On or around June 24, 2017 through June 27, 2017, in Pierce County WA, I engaged in sexual intercourse with J.S., where J.S. did not consent to sexual intercourse and such lack of consent was clearly expressed by J.S.’s words and/or conduct. At the same time and place, I threatened to kill J.S., and by my words or conduct placed him in reasonable fear that the threat would be carried out and I also intentionally assaulted J.S. and inflicted substantial bodily harm. I struck J.S. and knocked his tooth out.

CP at 100. Nixon served 26.75 months in prison.

1 None of the offenses to which Nixon pleaded guilty constitute sexually violent offenses. See RCW 71.09.020(18).

2 56415-7-II

II. CIVIL COMMITMENT PETITION

In October 2019, the State filed a civil commitment petition, alleging that Nixon was an

SVP. The State alleged that Nixon’s 2017 conviction for assault in the second degree qualified as

a sexually violent offense. The State explained that it would prove the offense was committed

with sexual motivation at trial. Nixon moved to dismiss the petition, arguing that the State lacked

authority to initiate the action because sexual motivation was not proven in the underlying criminal

trial. The trial court rejected Nixon’s argument, holding that the statute explicitly permits sexual

motivation to be determined at a subsequent civil commitment trial. The trial court found probable

cause to believe Nixon was an SVP. This court denied discretionary review of the trial court’s

denial of Nixon’s motion to dismiss. See Ruling Denying Discr. Rev., State v. Nixon, No. 54398-

2-II (Wash. Ct. App. Apr. 24, 2020).

III. MOTIONS IN LIMINE

Before trial started, Nixon moved in limine for a ruling that, as a matter of law, a

presumption existed “that [Nixon] does not meet the commitment criteria unless such a

presumption is overcome by evidence beyond a reasonable doubt.” CP at 224. The State

responded, arguing that no presumption against commitment exists in SVP cases because they are

civil. The trial court denied Nixon’s motion.

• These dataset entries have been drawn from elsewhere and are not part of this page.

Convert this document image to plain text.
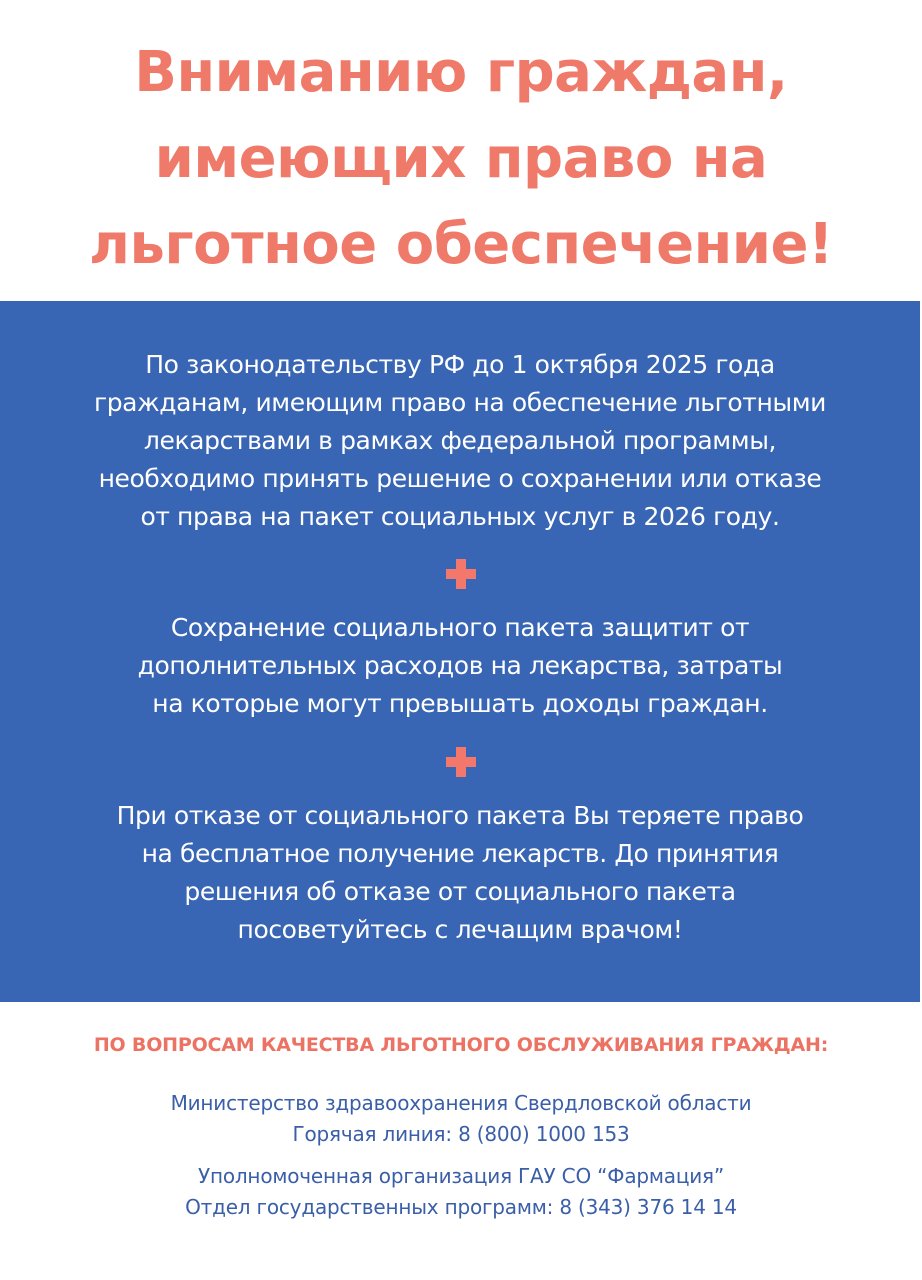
Вниманию граждан,
имеющих право на
льготное обеспечение!
По законодательству РФ до 1 октября 2025 года
гражданам, имеющим право на обеспечение льготными
лекарствами в рамках федеральной программы,
необходимо принять решение о сохранении или отказе
от права на пакет социальных услуг в 2026 году.
Сохранение социального пакета защитит от
дополнительных расходов на лекарства, затраты
на которые могут превышать доходы граждан.
При отказе от социального пакета Вы теряете право
на бесплатное получение лекарств. До принятия
решения об отказе от социального пакета
посоветуйтесь с лечащим врачом!
ПО ВОПРОСАМ КАЧЕСТВА ЛЬГОТНОГО ОБСЛУЖИВАНИЯ ГРАЖДАН:
Министерство здравоохранения Свердловской области
Горячая линия: 8 (800) 1000 153
Уполномоченная организация ГАУ СО “Фармация”
Отдел государственных программ: 8 (343) 376 14 14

The State moved in limine to preclude Nixon from presenting evidence and argument that

he was aware that he could be subjected to an SVP petition based on the commission of a “recent

overt act,” and that such knowledge sufficiently deterred him from committing an act of predatory

sexual violence. CP at 283. The State argued that such evidence was not relevant because Nixon

3 56415-7-II

had “explicitly stated in his deposition that he had total control over his behavior and his risk to

reoffend was zero.” CP at 284 (footnotes omitted).2

During Nixon’s deposition, Nixon testified on several occasions that his risk to reoffend

was zero because he viewed himself as a “10 out of 10” for “sexual control” and that it had “always

been a 10 out of 10.” CP at 362. Next, as to his likelihood of committing a sex offense, Nixon

testified, “I would like to say that it is zero. I know that anything is possible, as it is for anybody

else, but I’ve not committed a sex offense in the past, and it is my intent to not commit any crimes

at all. So I would like to say that it’s a zero.” CP at 363 (emphasis added).

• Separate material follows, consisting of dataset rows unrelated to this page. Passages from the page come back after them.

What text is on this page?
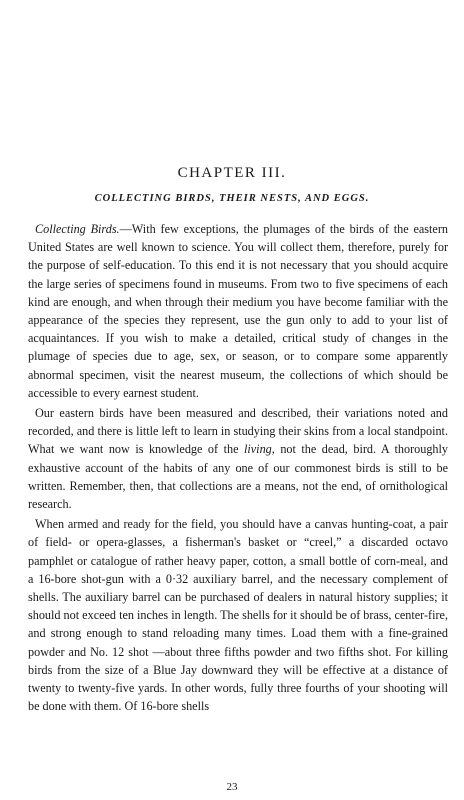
CHAPTER III.
COLLECTING BIRDS, THEIR NESTS, AND EGGS.

Collecting Birds.—With few exceptions, the plumages of the birds of the eastern United States are well known to science. You will collect them, therefore, purely for the purpose of self-education. To this end it is not necessary that you should acquire the large series of specimens found in museums. From two to five specimens of each kind are enough, and when through their medium you have become familiar with the appearance of the species they represent, use the gun only to add to your list of acquaintances. If you wish to make a detailed, critical study of changes in the plumage of species due to age, sex, or season, or to compare some apparently abnormal specimen, visit the nearest museum, the collections of which should be accessible to every earnest student.

Our eastern birds have been measured and described, their variations noted and recorded, and there is little left to learn in studying their skins from a local standpoint. What we want now is knowledge of the living, not the dead, bird. A thoroughly exhaustive account of the habits of any one of our commonest birds is still to be written. Remember, then, that collections are a means, not the end, of ornithological research.

When armed and ready for the field, you should have a canvas hunting-coat, a pair of field- or opera-glasses, a fisherman's basket or “creel,” a discarded octavo pamphlet or catalogue of rather heavy paper, cotton, a small bottle of corn-meal, and a 16-bore shot-gun with a 0·32 auxiliary barrel, and the necessary complement of shells. The auxiliary barrel can be purchased of dealers in natural history supplies; it should not exceed ten inches in length. The shells for it should be of brass, center-fire, and strong enough to stand reloading many times. Load them with a fine-grained powder and No. 12 shot —about three fifths powder and two fifths shot. For killing birds from the size of a Blue Jay downward they will be effective at a distance of twenty to twenty-five yards. In other words, fully three fourths of your shooting will be done with them. Of 16-bore shells

23
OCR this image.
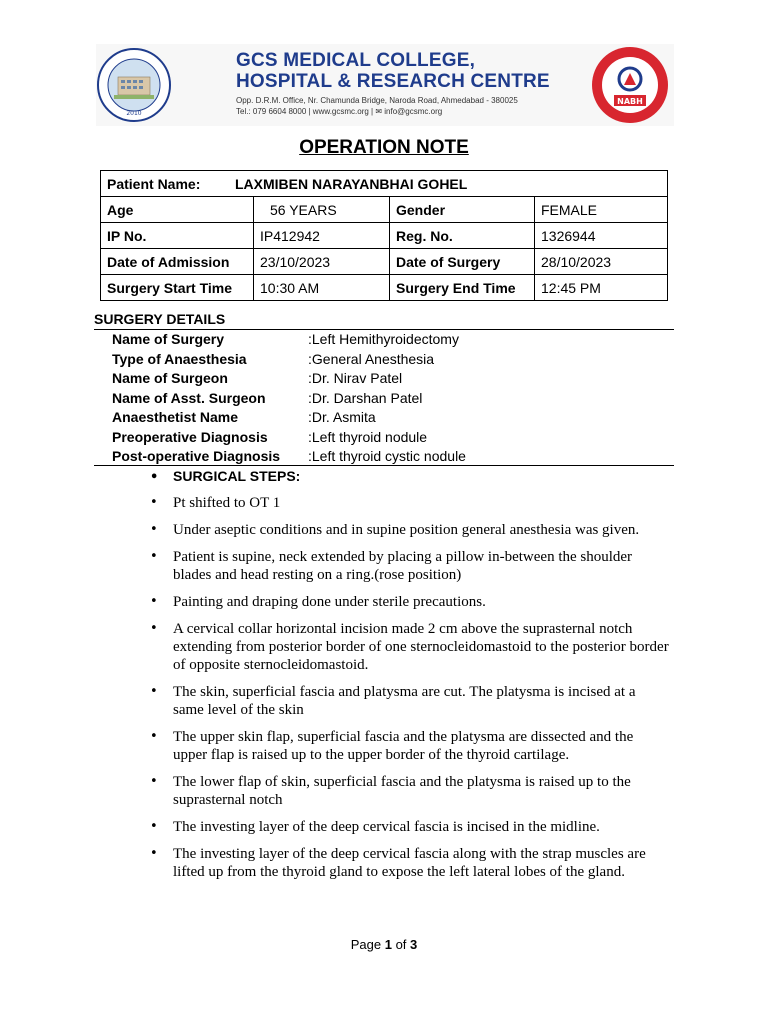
2010
GCS MEDICAL COLLEGE,
HOSPITAL & RESEARCH CENTRE
Opp. D.R.M. Office, Nr. Chamunda Bridge, Naroda Road, Ahmedabad - 380025
Tel.: 079 6604 8000 | www.gcsmc.org | ✉ info@gcsmc.org
NABH
OPERATION NOTE
Patient Name: LAXMIBEN NARAYANBHAI GOHEL			
Age	56 YEARS	Gender	FEMALE
IP No.	IP412942	Reg. No.	1326944
Date of Admission	23/10/2023	Date of Surgery	28/10/2023
Surgery Start Time	10:30 AM	Surgery End Time	12:45 PM
SURGERY DETAILS
Name of Surgery	:Left Hemithyroidectomy
Type of Anaesthesia	:General Anesthesia
Name of Surgeon	:Dr. Nirav Patel
Name of Asst. Surgeon	:Dr. Darshan Patel
Anaesthetist Name	:Dr. Asmita
Preoperative Diagnosis	:Left thyroid nodule
Post-operative Diagnosis :Left thyroid cystic nodule
• SURGICAL STEPS:
• Pt shifted to OT 1
• Under aseptic conditions and in supine position general anesthesia was given.
• Patient is supine, neck extended by placing a pillow in-between the shoulder blades and head resting on a ring.(rose position)
• Painting and draping done under sterile precautions.
• A cervical collar horizontal incision made 2 cm above the suprasternal notch extending from posterior border of one sternocleidomastoid to the posterior border of opposite sternocleidomastoid.
• The skin, superficial fascia and platysma are cut. The platysma is incised at a same level of the skin
• The upper skin flap, superficial fascia and the platysma are dissected and the upper flap is raised up to the upper border of the thyroid cartilage.
• The lower flap of skin, superficial fascia and the platysma is raised up to the suprasternal notch
• The investing layer of the deep cervical fascia is incised in the midline.
• The investing layer of the deep cervical fascia along with the strap muscles are lifted up from the thyroid gland to expose the left lateral lobes of the gland.
Page 1 of 3
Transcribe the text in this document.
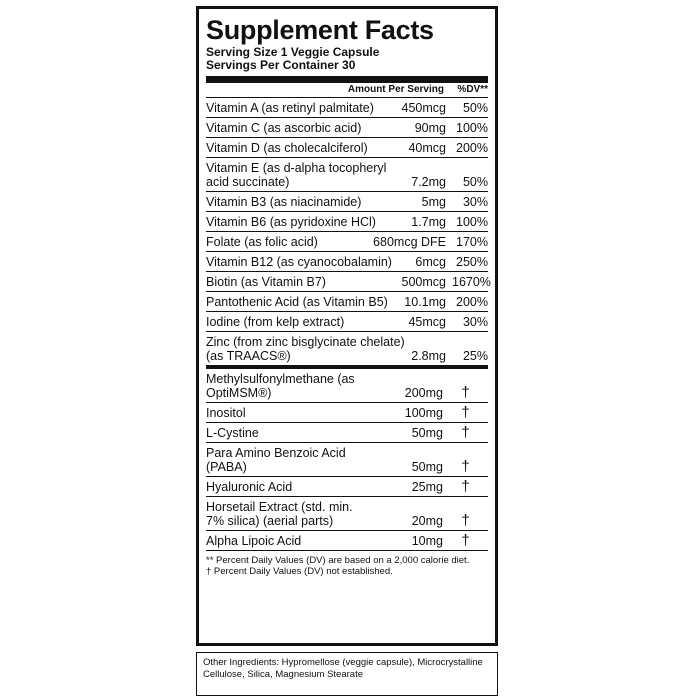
Supplement Facts
Serving Size 1 Veggie Capsule
Servings Per Container 30
Amount Per Serving	%DV**
Vitamin A (as retinyl palmitate)	450mcg	50%
Vitamin C (as ascorbic acid)	90mg 100%
Vitamin D (as cholecalciferol)	40mcg 200%
Vitamin E (as d-alpha tocopheryl acid succinate)	7.2mg	50%
Vitamin B3 (as niacinamide)	5mg	30%
Vitamin B6 (as pyridoxine HCl)	1.7mg 100%
Folate (as folic acid)	680mcg DFE 170%
Vitamin B12 (as cyanocobalamin)	6mcg 250%
Biotin (as Vitamin B7)	500mcg 1670%
Pantothenic Acid (as Vitamin B5)	10.1mg 200%
Iodine (from kelp extract)	45mcg	30%
Zinc (from zinc bisglycinate chelate) (as TRAACS®)	2.8mg	25%
Methylsulfonylmethane (as OptiMSM®)	200mg	†
Inositol	100mg	†
L-Cystine	50mg	†
Para Amino Benzoic Acid (PABA)	50mg	†
Hyaluronic Acid	25mg	†
Horsetail Extract (std. min. 7% silica) (aerial parts)	20mg	†
Alpha Lipoic Acid	10mg	†
** Percent Daily Values (DV) are based on a 2,000 calorie diet.
† Percent Daily Values (DV) not established.
Other Ingredients: Hypromellose (veggie capsule), Microcrystalline Cellulose, Silica, Magnesium Stearate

The State then asked if Nixon had “heard of the term ‘recent overt act?’” CP at 363. Nixon

responded that he had, adding that he believed his risk of committing a sex offense is zero “because

it is [his] intention not to commit any crime.” CP at 363.

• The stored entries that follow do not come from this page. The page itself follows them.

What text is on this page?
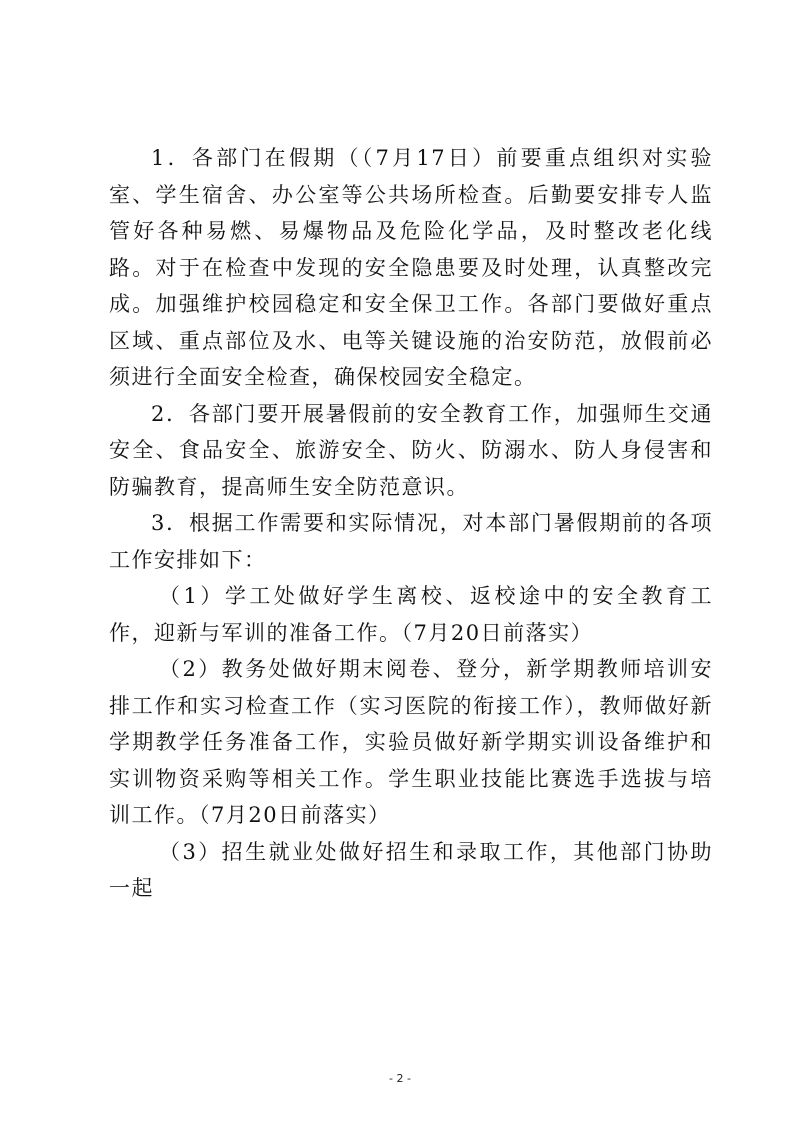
1．各部门在假期（（7月17日）前要重点组织对实验室、学生宿舍、办公室等公共场所检查。后勤要安排专人监管好各种易燃、易爆物品及危险化学品，及时整改老化线路。对于在检查中发现的安全隐患要及时处理，认真整改完成。加强维护校园稳定和安全保卫工作。各部门要做好重点区域、重点部位及水、电等关键设施的治安防范，放假前必须进行全面安全检查，确保校园安全稳定。

2．各部门要开展暑假前的安全教育工作，加强师生交通安全、食品安全、旅游安全、防火、防溺水、防人身侵害和防骗教育，提高师生安全防范意识。

3．根据工作需要和实际情况，对本部门暑假期前的各项工作安排如下：

（1）学工处做好学生离校、返校途中的安全教育工作，迎新与军训的准备工作。（7月20日前落实）

（2）教务处做好期末阅卷、登分，新学期教师培训安排工作和实习检查工作（实习医院的衔接工作），教师做好新学期教学任务准备工作，实验员做好新学期实训设备维护和实训物资采购等相关工作。学生职业技能比赛选手选拔与培训工作。（7月20日前落实）

（3）招生就业处做好招生和录取工作，其他部门协助一起

- 2 -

[STATE:] Okay. And because it’s not your intention to commit any crime, whether or not the State can—can file a new petition based on a recent overt act, that wouldn’t have any influence on sort of how you act; is that right? .... [NIXON:] I am—I am aware of that. That is—that is—that is—that is definitely an added deterrent. But I also know that it’s not my intention, whether that is there or— or not. But I do understand that if I am released that I don’t even have to commit a crime, that I could still be put back into this same position again, and it is not my intention to go down that path at all.

2 A recent overt act is defined as “any act, threat, or combination thereof that has either caused harm of a sexually violent nature or creates a reasonable apprehension of such harm in the mind of an objective person who knows of the history and mental condition of the person engaging in the act or behaviors.” RCW 71.09.020(13).